It is true that over and over again God has used men utterly weak and foolish and despised in the light of life's common standards. He wants men of the best mental strength, of the finest mental training, and He uses such when they are willing to be used, and governed by the true God-standards of life. But talent seems specially beset with temptation. The very power to do great things seems often to bewilder the man possessing it. Wrong ambition gets the saddle and the reins and whip too, and rides hard.
Frequently some man who had not guessed he had talent, born in some lonely walk of life, without the training of the schools, is used for special leadership. It takes longer time always. Early mental training is an enormous advantage. Carey the cobbler had mental talents to grace a Cambridge chair.

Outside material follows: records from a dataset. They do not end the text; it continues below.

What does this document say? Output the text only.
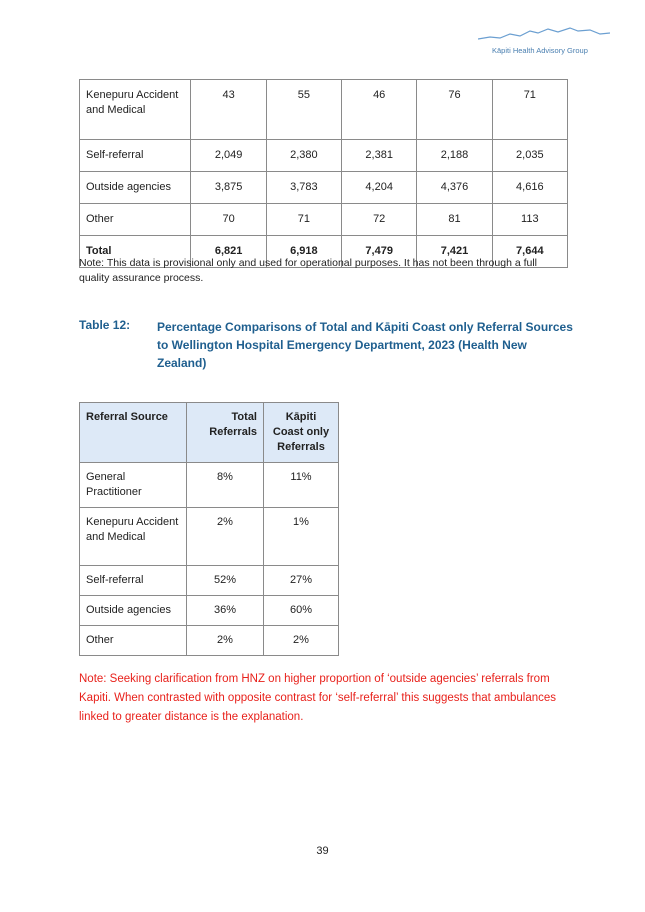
Kāpiti Health Advisory Group
Kenepuru Accident and Medical	43	55	46	76	71
Self-referral	2,049	2,380	2,381	2,188	2,035
Outside agencies	3,875	3,783	4,204	4,376	4,616
Other	70	71	72	81	113
Total	6,821	6,918	7,479	7,421	7,644
Note: This data is provisional only and used for operational purposes. It has not been through a full quality assurance process.
Table 12: Percentage Comparisons of Total and Kāpiti Coast only Referral Sources to Wellington Hospital Emergency Department, 2023 (Health New Zealand)
Referral Source	Total Referrals	Kāpiti Coast only Referrals
General Practitioner	8%	11%
Kenepuru Accident and Medical	2%	1%
Self-referral	52%	27%
Outside agencies	36%	60%
Other	2%	2%
Note: Seeking clarification from HNZ on higher proportion of ‘outside agencies’ referrals from Kapiti. When contrasted with opposite contrast for ‘self-referral’ this suggests that ambulances linked to greater distance is the explanation.
39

It took a little longer time to get him into shape for the pioneer work he did in India. Duff's training gave him a great advantage.

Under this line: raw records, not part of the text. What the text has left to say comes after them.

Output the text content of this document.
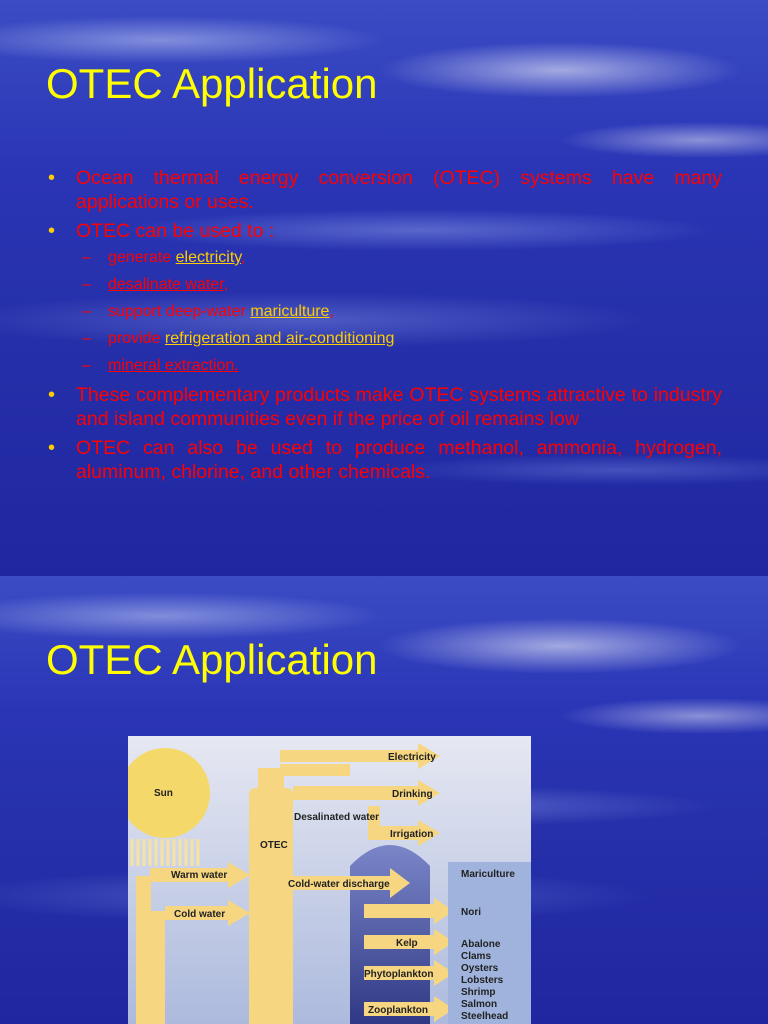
OTEC Application
• Ocean thermal energy conversion (OTEC) systems have many applications or uses.
• OTEC can be used to :
– generate electricity,
– desalinate water,
– support deep-water mariculture,
– provide refrigeration and air-conditioning
– mineral extraction.
• These complementary products make OTEC systems attractive to industry and island communities even if the price of oil remains low
• OTEC can also be used to produce methanol, ammonia, hydrogen, aluminum, chlorine, and other chemicals.
OTEC Application
Sun
OTEC
Electricity
Drinking
Desalinated water
Irrigation
Warm water
Cold-water discharge
Cold water
Mariculture
Nori
Kelp	Abalone
Phytoplankton
Zooplankton
Clams
Oysters
Lobsters
Shrimp
Salmon
Steelhead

But God is never in a hurry. He can wait. What He asks is that we shall bring the best we have natively, with the best possible training, and let Him use us absolutely as He may wish. And always remember that every mental power is a gift from Him; that actual power in life must be through Him only; and that mental gifts are not serviceable save as they are ever inbreathed by His own Spirit.
This word of Paul's finds most graphic illustration in the book of Judges. Judges should be put alongside of the first chapter of First Corinthians. It is a series of pictorial illustrations of what Paul is saying there. These two books, Joshua and Judges, side by side in the Old Testament stand in sharpest contrast. The keynote of Joshua is victory; of Judges defeat. There's music in both, but contrasted music. Joshua rings with songs in the major key, triumphant, militant, joyous, victorious.
The music of Judges is in the minor, sad and weeping, with the harps hanging on the willows. Joshua is upon the mountain top with sun shining and air bracing and outlook inspiring. Judges is down in the valley bottoms, dark and gloomy, and depressing. Yet Judges has bright spots, and has spurts of good music interspersed. It is a study in lights and shadows, bright lights, and dark shadowings, but with the blacker tints intensifying and overcoming the others.
There are here seven striking illustrations of God's use of strange unusual means, such as are reckoned weak and trivial. A left-handed man uses that peculiarity to get a great victory and eighteen years of freedom for the nation. A farmer with as homely a weapon as an ox-goad delivers his people from oppression. Men came to be so scarce, that is men that were men enough to take their true place as leaders, that a woman had to step into the breach, and assume leadership. But the student of history and of modern times is used to that. The result was great victory, and a forty years' rest from the nation's enemies.
A nail or tent-pin, only a wooden peg, in the hands of a woman with a hammer helps to make the enemy's defeat more decisive. Three hundred young men with pitchers and trumpets completely rout the three armies of three nations, and bring another deliverance. Another time a piece of a millstone shoved over the wall by a woman turns the tide of battle favorably. And as contemptible a thing as the jawbone of an ass in the hands of one strong man is used to slay a thousand men.